Last week, the Financial Accounting Standards Board issued a proposal aimed at improving disclosures of uncertainties related to an organization’s ability to continue as a going concern.
The proposed guidance on the disclosure of going concern uncertainties would apply to all reporting organizations, including public companies, private companies, and nonpublic not-for-profit organizations.
Additionally, a public company that is a Securities and Exchange Commission filer would be required to evaluate and determine whether there is substantial doubt about its ability to continue as a going concern and, if there is substantial doubt, disclose that determination in statement footnotes.
FASB asked stakeholders to review and provide comments on the proposed Accounting Standards Update, Presentation of Financial Statements (Topic 205): Disclosure of Uncertainties about an Entity’s Going Concern Presumption, by September 24, 2013.
In a statement, FASB Chair Leslie F. Seidman, explained the impetus for the proposal. “Stakeholders have expressed concerns about diverse practices that have arisen in the financial statement footnotes about uncertainties surrounding an organization’s ability to continue as a going concern—that is, its ability to continue to operate such that it will be able to realize its assets and meet its obligations in the ordinary course of business,” Seidman said.

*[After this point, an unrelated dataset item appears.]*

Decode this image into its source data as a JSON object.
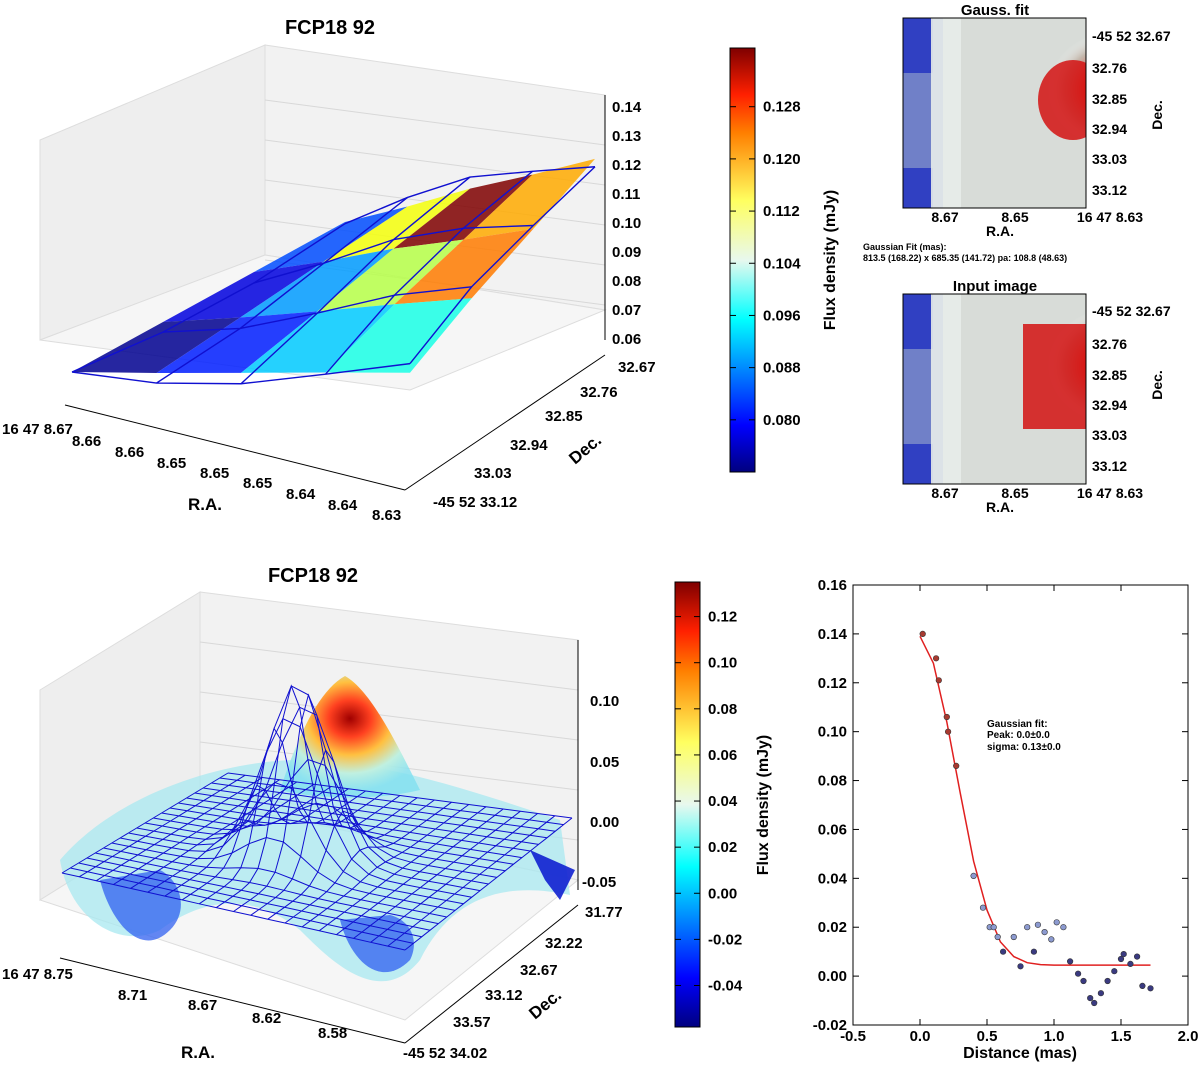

“This proposal seeks to address those concerns by clarifying management’s responsibilities about evaluating and disclosing going concern uncertainties, while improving the timeliness and quality of footnote disclosures about them.”
Under U.S. generally accepted accounting principles (GAAP), financial statements are prepared under the inherent presumption that the reporting organization will be able to continue as a going concern. The going concern presumption is critical to financial reporting because it establishes the fundamental basis for measuring and classifying assets and liabilities.
Currently, there is no guidance in U.S. GAAP about management’s responsibilities in evaluating or disclosing going concern uncertainties, or when or how uncertainties should be disclosed in an organization’s footnotes.
The proposal would provide this guidance, incorporating many of the principles that are currently in the auditing standards. Under the proposed guidance:
(1) Management is required to evaluate going concern uncertainties more frequently
(2) There is a threshold and related guidance for starting disclosures
(3) The assessment period is 24 months after the financial statement date
(4) There is a threshold for SEC filers to determine whether there is substantial doubt about an organization’s ability to continue as a going concern.
The proposal—including instructions on how to submit comments—and a FASB in Focus document are available on the FASB website at www.fasb.org.